Using a rules- and tools-based policy admin system implemented in 2002, a midsize P&C carrier increased its revenue per employee by more than 100 percent.
A small P&C carrier using a rules- and tools-based policy admin system reduced staff and was able to cut IT budget (as a percent of DWP) by more than half.
A small life/health carrier replaced an aging policy administration system with a code-based, vendor-managed modern system. Thanks to significantly lower maintenance fees (less than a quarter of the previous charges), enhancements, and the overall low cost of the system, the new system paid for itself within a year.
A large property/casualty carrier writing specialty business implemented a rules- and tools-based policy system and reduced the time to produce a quote from one week down to 15 minutes.
RISK FACTORS
While these successes may seem to indicate moving to a modern policy administration system is an easy choice, there certainly are risk factors that need to be considered. First, modern systems often have not been vetted in the real world to the extent their legacy cousins have. Accordingly, there is less evidence to indicate how well most modern systems scale beyond a few million policies. This risk can be mitigated by insisting your vendor prove the system's scalability in a lab environment and provide you with detailed results.
A second risk is with many modern systems, not all modules or lines of business are as ready as customers might like them to be. The mitigation tactic for this risk is less reassuring than with the scalability risk. The only way to mitigate this risk is to plan your deployment around first implementing those pieces that are ready to go. However, be prepared simply to decide the system cannot meet your needs yet and the best course of action may be to wait until it does.
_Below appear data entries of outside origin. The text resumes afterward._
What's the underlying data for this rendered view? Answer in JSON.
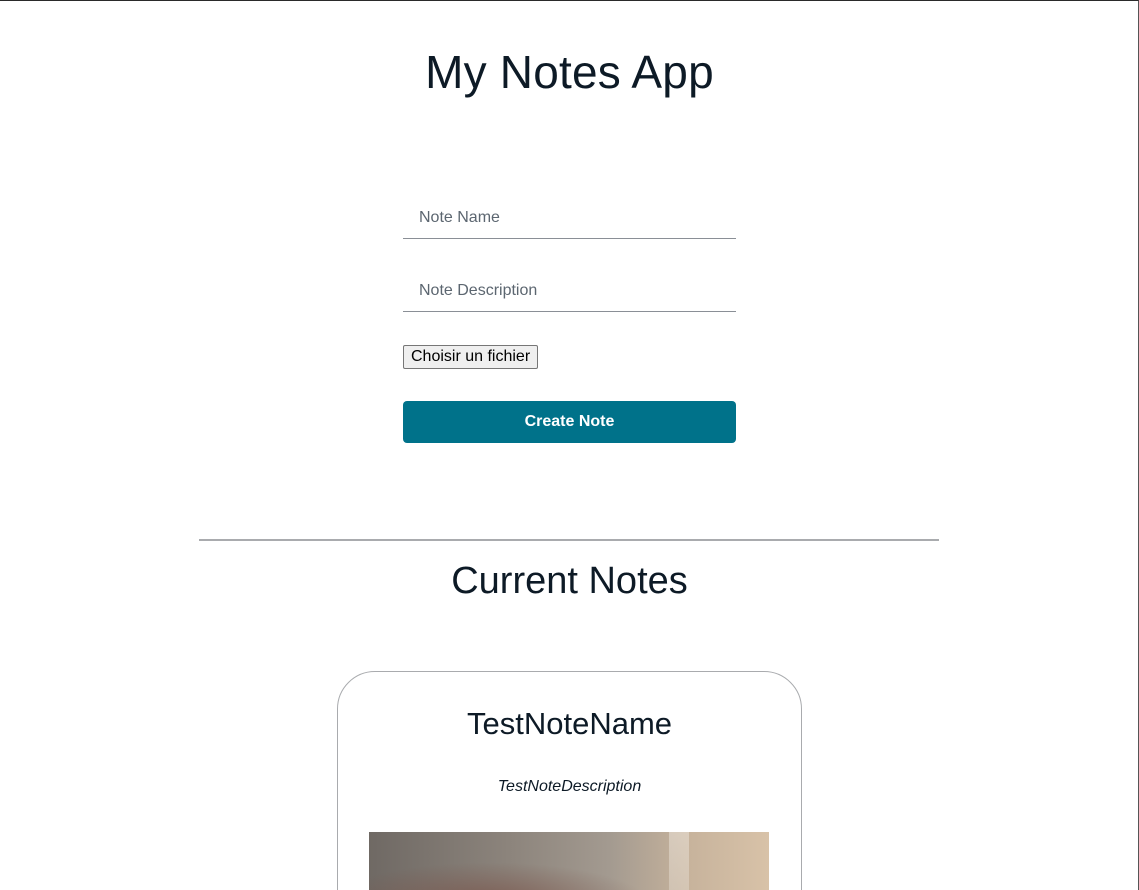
{
  "header": {
    "title": "My Notes App"
  },
  "form": {
    "name_placeholder": "Note Name",
    "description_placeholder": "Note Description",
    "file_button_label": "Choisir un fichier",
    "create_button_label": "Create Note"
  },
  "notes_section": {
    "title": "Current Notes",
    "notes": [
      {
        "name": "TestNoteName",
        "description": "TestNoteDescription"
      }
    ]
  },
  "colors": {
    "accent": "#00728a",
    "text": "#0d1a26"
  }
}
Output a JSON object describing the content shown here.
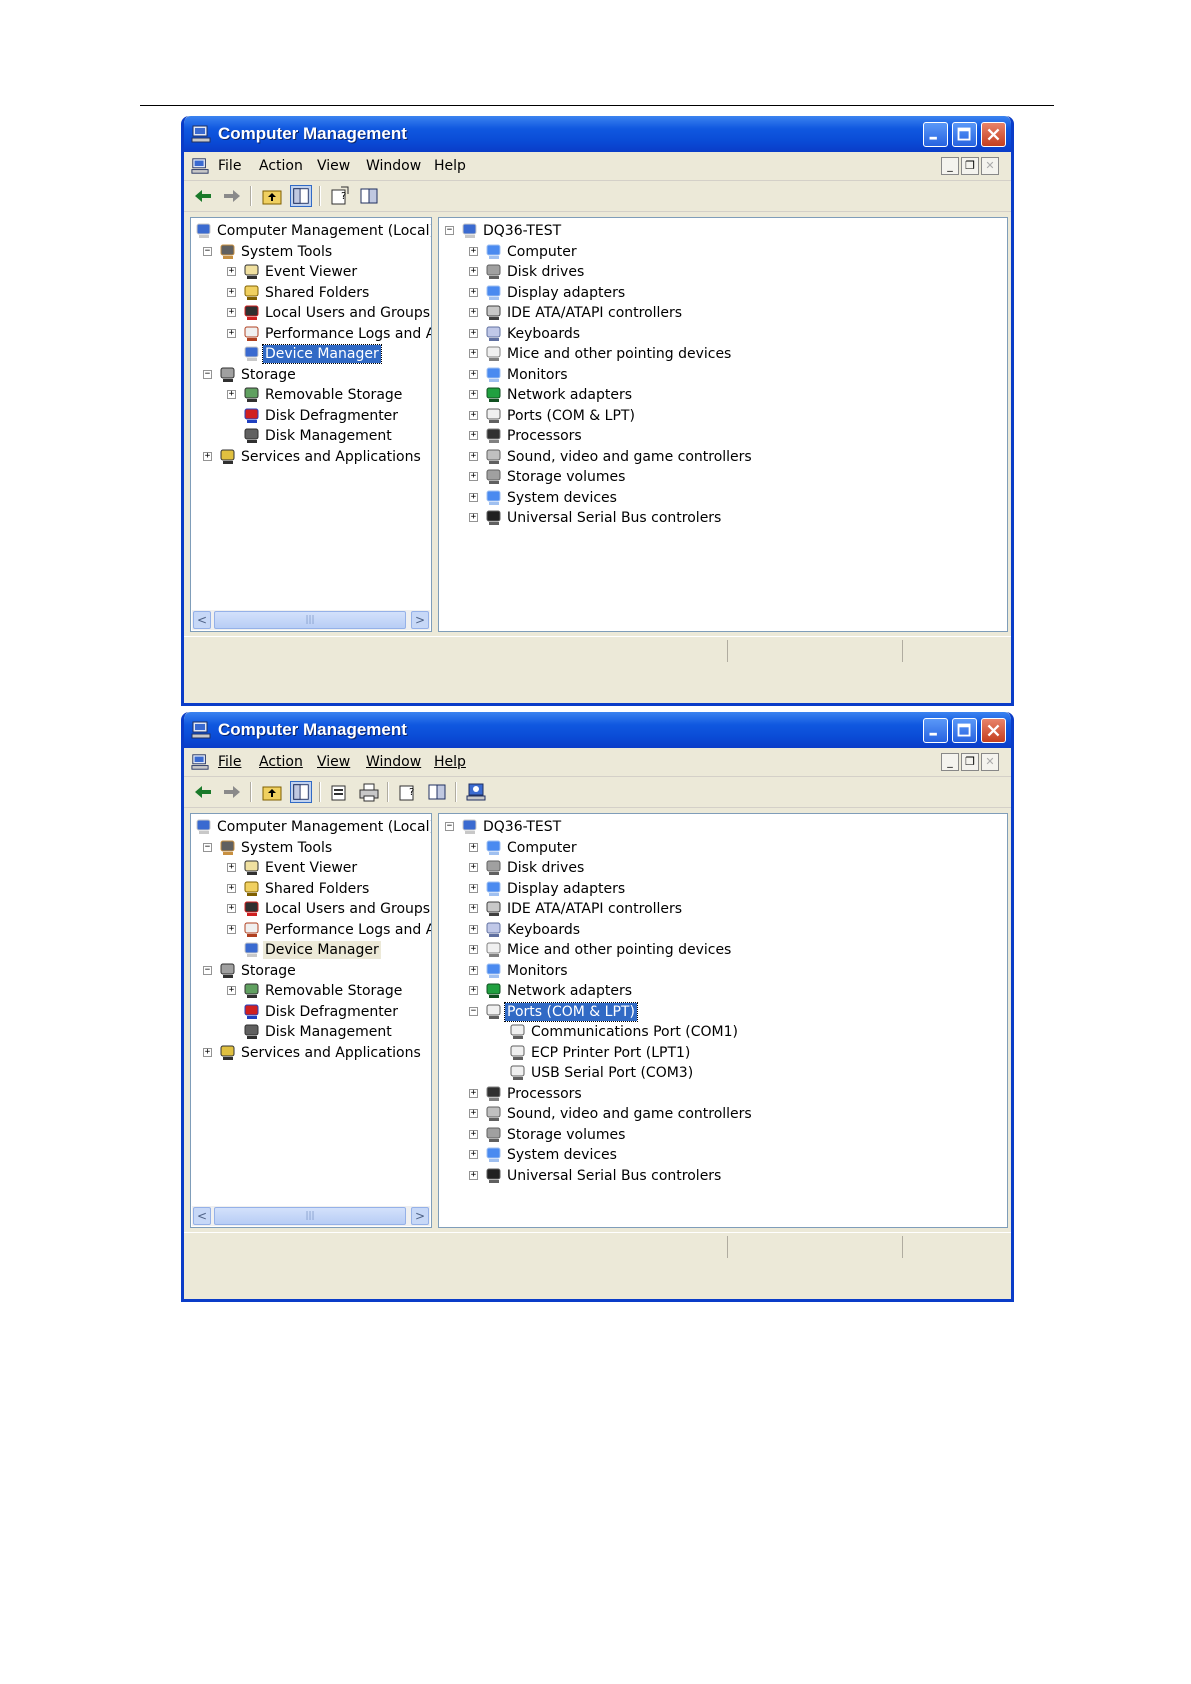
{
  "windows": [
    {
      "title": "Computer Management",
      "menu": [
        "File",
        "Action",
        "View",
        "Window",
        "Help"
      ],
      "left_tree": [
        {
          "label": "Computer Management (Local)",
          "level": 0,
          "expander": "",
          "icon": "computer-management-icon"
        },
        {
          "label": "System Tools",
          "level": 1,
          "expander": "−",
          "icon": "system-tools-icon"
        },
        {
          "label": "Event Viewer",
          "level": 2,
          "expander": "+",
          "icon": "event-viewer-icon"
        },
        {
          "label": "Shared Folders",
          "level": 2,
          "expander": "+",
          "icon": "shared-folders-icon"
        },
        {
          "label": "Local Users and Groups",
          "level": 2,
          "expander": "+",
          "icon": "users-icon"
        },
        {
          "label": "Performance Logs and Alerts",
          "level": 2,
          "expander": "+",
          "icon": "performance-icon"
        },
        {
          "label": "Device Manager",
          "level": 2,
          "expander": "",
          "icon": "device-manager-icon",
          "state": "selected"
        },
        {
          "label": "Storage",
          "level": 1,
          "expander": "−",
          "icon": "storage-icon"
        },
        {
          "label": "Removable Storage",
          "level": 2,
          "expander": "+",
          "icon": "removable-storage-icon"
        },
        {
          "label": "Disk Defragmenter",
          "level": 2,
          "expander": "",
          "icon": "defrag-icon"
        },
        {
          "label": "Disk Management",
          "level": 2,
          "expander": "",
          "icon": "disk-management-icon"
        },
        {
          "label": "Services and Applications",
          "level": 1,
          "expander": "+",
          "icon": "services-icon"
        }
      ],
      "right_tree": [
        {
          "label": "DQ36-TEST",
          "level": 0,
          "expander": "−",
          "icon": "computer-icon"
        },
        {
          "label": "Computer",
          "level": 1,
          "expander": "+",
          "icon": "computer-node-icon"
        },
        {
          "label": "Disk drives",
          "level": 1,
          "expander": "+",
          "icon": "disk-drive-icon"
        },
        {
          "label": "Display adapters",
          "level": 1,
          "expander": "+",
          "icon": "display-adapter-icon"
        },
        {
          "label": "IDE ATA/ATAPI controllers",
          "level": 1,
          "expander": "+",
          "icon": "ide-controller-icon"
        },
        {
          "label": "Keyboards",
          "level": 1,
          "expander": "+",
          "icon": "keyboard-icon"
        },
        {
          "label": "Mice and other pointing devices",
          "level": 1,
          "expander": "+",
          "icon": "mouse-icon"
        },
        {
          "label": "Monitors",
          "level": 1,
          "expander": "+",
          "icon": "monitor-icon"
        },
        {
          "label": "Network adapters",
          "level": 1,
          "expander": "+",
          "icon": "network-adapter-icon"
        },
        {
          "label": "Ports (COM & LPT)",
          "level": 1,
          "expander": "+",
          "icon": "port-icon"
        },
        {
          "label": "Processors",
          "level": 1,
          "expander": "+",
          "icon": "processor-icon"
        },
        {
          "label": "Sound, video and game controllers",
          "level": 1,
          "expander": "+",
          "icon": "sound-icon"
        },
        {
          "label": "Storage volumes",
          "level": 1,
          "expander": "+",
          "icon": "storage-volume-icon"
        },
        {
          "label": "System devices",
          "level": 1,
          "expander": "+",
          "icon": "system-device-icon"
        },
        {
          "label": "Universal Serial Bus controlers",
          "level": 1,
          "expander": "+",
          "icon": "usb-icon"
        }
      ]
    },
    {
      "title": "Computer Management",
      "menu": [
        "File",
        "Action",
        "View",
        "Window",
        "Help"
      ],
      "left_tree": [
        {
          "label": "Computer Management (Local)",
          "level": 0,
          "expander": "",
          "icon": "computer-management-icon"
        },
        {
          "label": "System Tools",
          "level": 1,
          "expander": "−",
          "icon": "system-tools-icon"
        },
        {
          "label": "Event Viewer",
          "level": 2,
          "expander": "+",
          "icon": "event-viewer-icon"
        },
        {
          "label": "Shared Folders",
          "level": 2,
          "expander": "+",
          "icon": "shared-folders-icon"
        },
        {
          "label": "Local Users and Groups",
          "level": 2,
          "expander": "+",
          "icon": "users-icon"
        },
        {
          "label": "Performance Logs and Alerts",
          "level": 2,
          "expander": "+",
          "icon": "performance-icon"
        },
        {
          "label": "Device Manager",
          "level": 2,
          "expander": "",
          "icon": "device-manager-icon",
          "state": "highlighted"
        },
        {
          "label": "Storage",
          "level": 1,
          "expander": "−",
          "icon": "storage-icon"
        },
        {
          "label": "Removable Storage",
          "level": 2,
          "expander": "+",
          "icon": "removable-storage-icon"
        },
        {
          "label": "Disk Defragmenter",
          "level": 2,
          "expander": "",
          "icon": "defrag-icon"
        },
        {
          "label": "Disk Management",
          "level": 2,
          "expander": "",
          "icon": "disk-management-icon"
        },
        {
          "label": "Services and Applications",
          "level": 1,
          "expander": "+",
          "icon": "services-icon"
        }
      ],
      "right_tree": [
        {
          "label": "DQ36-TEST",
          "level": 0,
          "expander": "−",
          "icon": "computer-icon"
        },
        {
          "label": "Computer",
          "level": 1,
          "expander": "+",
          "icon": "computer-node-icon"
        },
        {
          "label": "Disk drives",
          "level": 1,
          "expander": "+",
          "icon": "disk-drive-icon"
        },
        {
          "label": "Display adapters",
          "level": 1,
          "expander": "+",
          "icon": "display-adapter-icon"
        },
        {
          "label": "IDE ATA/ATAPI controllers",
          "level": 1,
          "expander": "+",
          "icon": "ide-controller-icon"
        },
        {
          "label": "Keyboards",
          "level": 1,
          "expander": "+",
          "icon": "keyboard-icon"
        },
        {
          "label": "Mice and other pointing devices",
          "level": 1,
          "expander": "+",
          "icon": "mouse-icon"
        },
        {
          "label": "Monitors",
          "level": 1,
          "expander": "+",
          "icon": "monitor-icon"
        },
        {
          "label": "Network adapters",
          "level": 1,
          "expander": "+",
          "icon": "network-adapter-icon"
        },
        {
          "label": "Ports (COM & LPT)",
          "level": 1,
          "expander": "−",
          "icon": "port-icon",
          "state": "selected"
        },
        {
          "label": "Communications Port (COM1)",
          "level": 2,
          "expander": "",
          "icon": "port-icon"
        },
        {
          "label": "ECP Printer Port (LPT1)",
          "level": 2,
          "expander": "",
          "icon": "port-icon"
        },
        {
          "label": "USB Serial Port (COM3)",
          "level": 2,
          "expander": "",
          "icon": "port-icon"
        },
        {
          "label": "Processors",
          "level": 1,
          "expander": "+",
          "icon": "processor-icon"
        },
        {
          "label": "Sound, video and game controllers",
          "level": 1,
          "expander": "+",
          "icon": "sound-icon"
        },
        {
          "label": "Storage volumes",
          "level": 1,
          "expander": "+",
          "icon": "storage-volume-icon"
        },
        {
          "label": "System devices",
          "level": 1,
          "expander": "+",
          "icon": "system-device-icon"
        },
        {
          "label": "Universal Serial Bus controlers",
          "level": 1,
          "expander": "+",
          "icon": "usb-icon"
        }
      ]
    }
  ],
  "toolbar_icons_window1": [
    "back-arrow-icon",
    "forward-arrow-icon",
    "up-folder-icon",
    "show-hide-tree-icon",
    "properties-icon",
    "help-icon"
  ],
  "toolbar_icons_window2": [
    "back-arrow-icon",
    "forward-arrow-icon",
    "up-folder-icon",
    "show-hide-tree-icon",
    "properties-icon",
    "print-icon",
    "help-icon",
    "show-hide-tree-icon",
    "scan-hardware-icon"
  ],
  "colors": {
    "titlebar": "#0a4bd6",
    "selection": "#316ac5",
    "chrome": "#ece9d8"
  }
}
The third risk is implementing a modern policy administration system can–and probably will–result in massive changes throughout large parts of the organization. Imagine working from a green-screen terminal for 15 years, when one day you show up at work to find a browser-based application has replaced it. Two key risk mitigation strategies are required. First, involve users at all levels in the decision-making and implementation to avoid surprises. Second, be sure to implement strong organizational change, training, and communication plans as part of your effort.
Finally, to mitigate the overall risk of a large system implementation, go fast. You did not misread that sentence. Despite the counter-intuitiveness of this advice, projects that last three to five years are aiming at moving targets. Business plans and goals change over a long time horizon. To prevent this, plan to have the project completed in 18 months or less. Alternatively, break the project up into meaningful chunks (e.g., claims, policy, billing), each lasting less than 18 months.
CONCLUSIONS
It is easy to dismiss newer technologies as "unproven." However, modern policy administration systems have been around long enough to generate real results, and those results are quite promising so far. Carriers certainly should examine modern solutions as an option but also take careful note of the risk factors described in this article. The real-world examples provided here should cause any carrier to sit up and take notice of modern systems, though only a careful examination of all available options will answer the question of whether a modern policy administration system is the right choice for a carrier's needs.
Craig Weber is managing director of Celent's insurance practice. Chad Hersh is a senior analyst.